This collection is made up of texts where were in the public domain between 1560 and 1720. Most were printed but, for example, parish registers and wills were handwritten; memorial inscriptions were, normally, cut into some durable material such as stone or metal.
Although some of the 'exhibits' deal with entirely mundane topics like bookkeeping, there is a strong sense of interaction between the natural and supernatural worlds in many of the texts I have reproduced. There were sceptics, of course, but most of them had the good sense to keep their doubts to themselves-Alexander Agnew, a Dumfriesshire man who said he knew no god but salt, and oatmeal and water, was executed for blasphemy by the English army of occupation in 1658.
The words in the dossier are overwhelmingly those set down by men educated at grammar schools and the two universities of Oxford and Cambridge. Assured and articulate, they wrote in the course of their professional duties, out of religious conviction or to make money. It could be argued that of all the documents I have included, wills take us closest to the beliefs and intentions of ordinary men and women; some of them had very few possessions to dispose of-and a good many of them could not write for themselves. Some wills, nuncupative wills as they are called, were memorised by the witnesses and committed to paper later on-a reminder that memories were better trained three or four hundred years ago than they are today.

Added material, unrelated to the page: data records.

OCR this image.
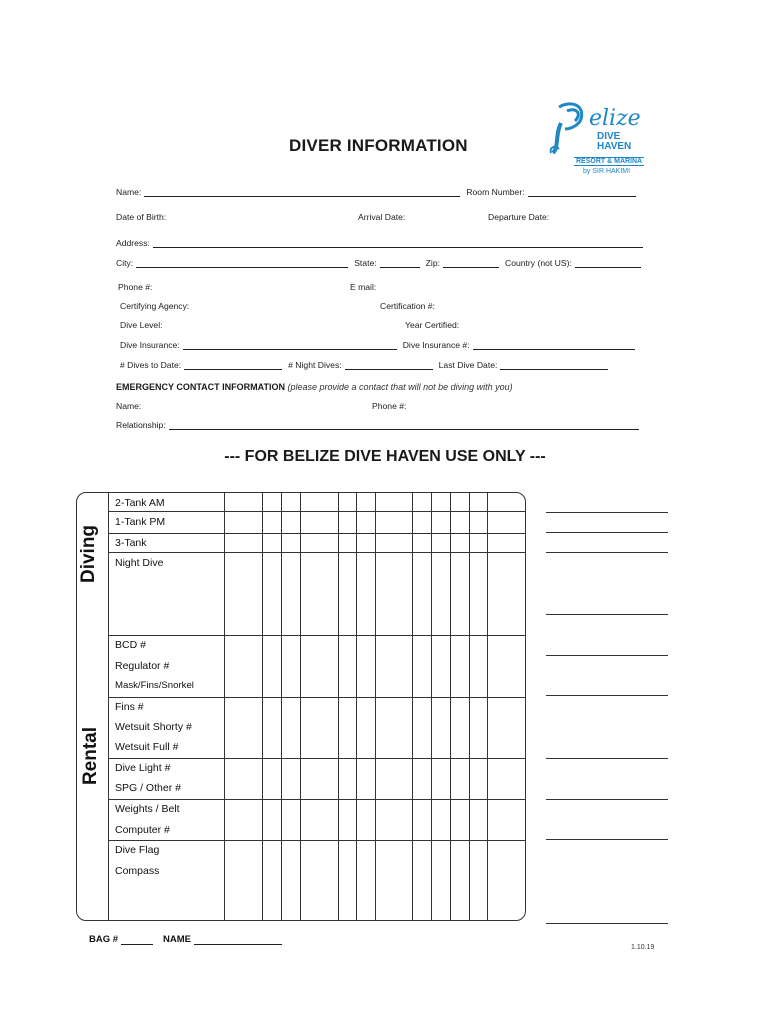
DIVER INFORMATION
elize
DIVE
HAVEN
RESORT & MARINA
by SIR HAKIMI
Name:	Room Number:
Date of Birth:	Arrival Date:	Departure Date:
Address:
City:	State:	Zip:	Country (not US):
Phone #:	E mail:
Certifying Agency:	Certification #:
Dive Level:	Year Certified:
Dive Insurance:	Dive Insurance #:
# Dives to Date:	# Night Dives:	Last Dive Date:
EMERGENCY CONTACT INFORMATION (please provide a contact that will not be diving with you)
Name:	Phone #:
Relationship:
--- FOR BELIZE DIVE HAVEN USE ONLY ---
Diving
Rental
2-Tank AM
1-Tank PM
3-Tank
Night Dive
BCD #
Regulator #
Mask/Fins/Snorkel
Fins #
Wetsuit Shorty #
Wetsuit Full #
Dive Light #
SPG / Other #
Weights / Belt
Computer #
Dive Flag
Compass
BAG #	NAME
1.10.19
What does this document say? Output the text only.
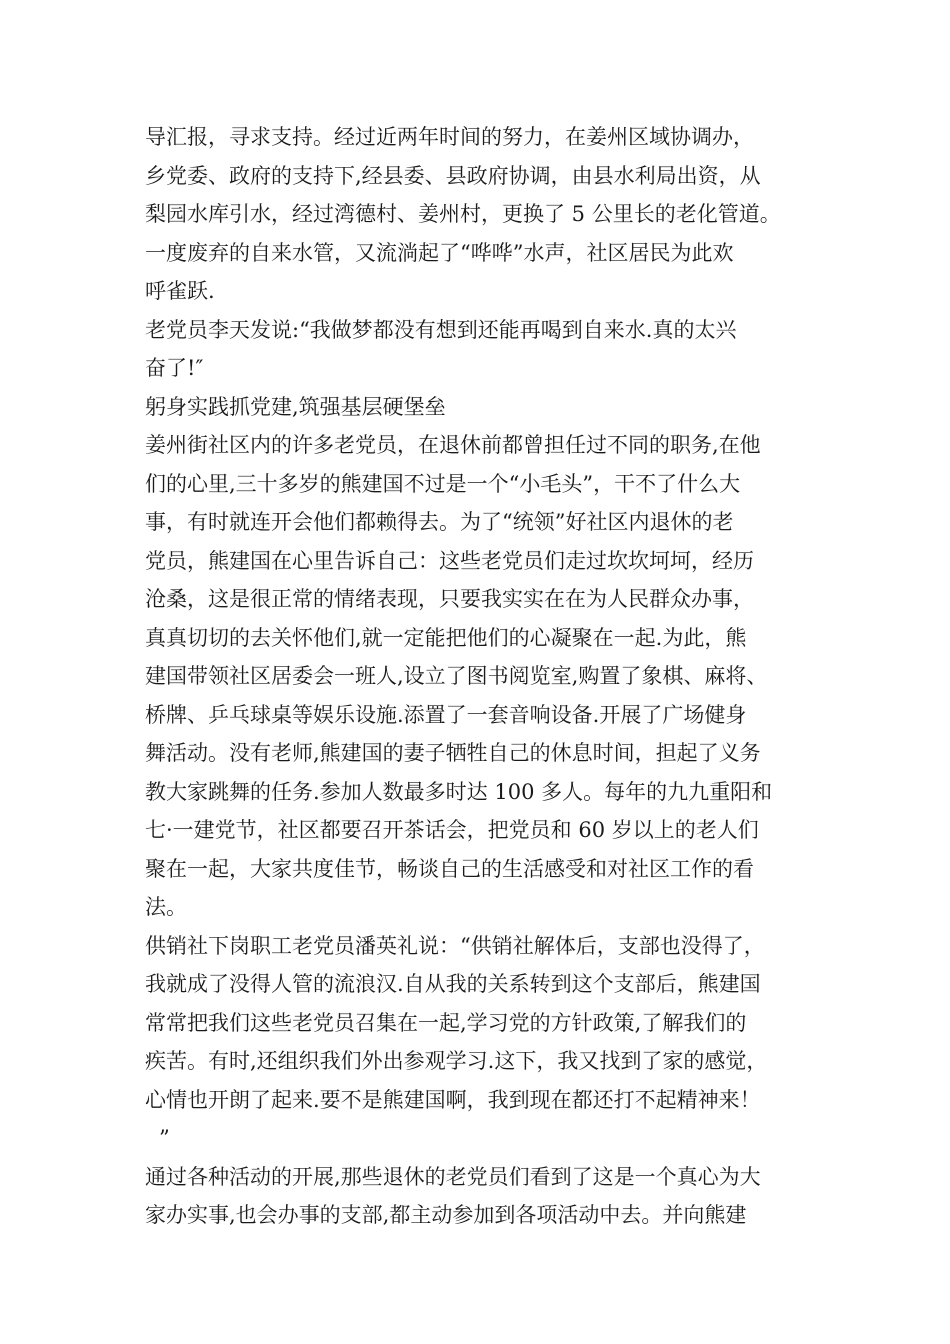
导汇报，寻求支持。经过近两年时间的努力，在姜州区域协调办，
乡党委、政府的支持下,经县委、县政府协调，由县水利局出资，从
梨园水库引水，经过湾德村、姜州村，更换了 5 公里长的老化管道。
一度废弃的自来水管，又流淌起了“哗哗”水声，社区居民为此欢
呼雀跃.
老党员李天发说:“我做梦都没有想到还能再喝到自来水.真的太兴
奋了!″
躬身实践抓党建,筑强基层硬堡垒
姜州街社区内的许多老党员，在退休前都曾担任过不同的职务,在他
们的心里,三十多岁的熊建国不过是一个“小毛头”，干不了什么大
事，有时就连开会他们都赖得去。为了“统领”好社区内退休的老
党员，熊建国在心里告诉自己：这些老党员们走过坎坎坷坷，经历
沧桑，这是很正常的情绪表现，只要我实实在在为人民群众办事，
真真切切的去关怀他们,就一定能把他们的心凝聚在一起.为此，熊
建国带领社区居委会一班人,设立了图书阅览室,购置了象棋、麻将、
桥牌、乒乓球桌等娱乐设施.添置了一套音响设备.开展了广场健身
舞活动。没有老师,熊建国的妻子牺牲自己的休息时间，担起了义务
教大家跳舞的任务.参加人数最多时达 100 多人。每年的九九重阳和
七·一建党节，社区都要召开茶话会，把党员和 60 岁以上的老人们
聚在一起，大家共度佳节，畅谈自己的生活感受和对社区工作的看
法。
供销社下岗职工老党员潘英礼说：“供销社解体后，支部也没得了，
我就成了没得人管的流浪汉.自从我的关系转到这个支部后，熊建国
常常把我们这些老党员召集在一起,学习党的方针政策,了解我们的
疾苦。有时,还组织我们外出参观学习.这下，我又找到了家的感觉，
心情也开朗了起来.要不是熊建国啊，我到现在都还打不起精神来！
”
通过各种活动的开展,那些退休的老党员们看到了这是一个真心为大
家办实事,也会办事的支部,都主动参加到各项活动中去。并向熊建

There are good reasons to believe that many more people could read than write. However, like writing, the skill and habit of reading were probably acquired by a minority of English men and fewer still women; most households contained no books at all. Nevertheless, some at least of the texts I have included were familiar to non-readers. The Bible, the Book of Common Prayer and the Homilies were continuously 'broadcast' in churches; Gouge's Of Domesticall Duties, Baxter's The Poor Man's Family Book and Bunyan's Pilgrim's Progress are, in a sense, extended sermons in print. Sometimes an echo of a heard text comes across in a will. William Griggs, a farmer from Orwell in Cambridgeshire, made his will in 1649. Compare his statement that 'nothing is more certain than death, yet there is nothing more uncertain than the time of the coming thereof' (Margaret Spufford, Contrasting Communities. English Villagers in the Sixteenth and Seventeenth Centuries, Cambridge University Press, 1974, p. 321) with the words of the Homily on Repentance and True Reconciliation with God (see p. 159). Poor Robin's Almanack, William Hicks' Oxford Jests and Abel Boyer's Wise and Ingenious Companion retell the kinds of joke which might have been swopped on a building site or over a drink in the alehouse, including an early example of a 'good news, bad news' story.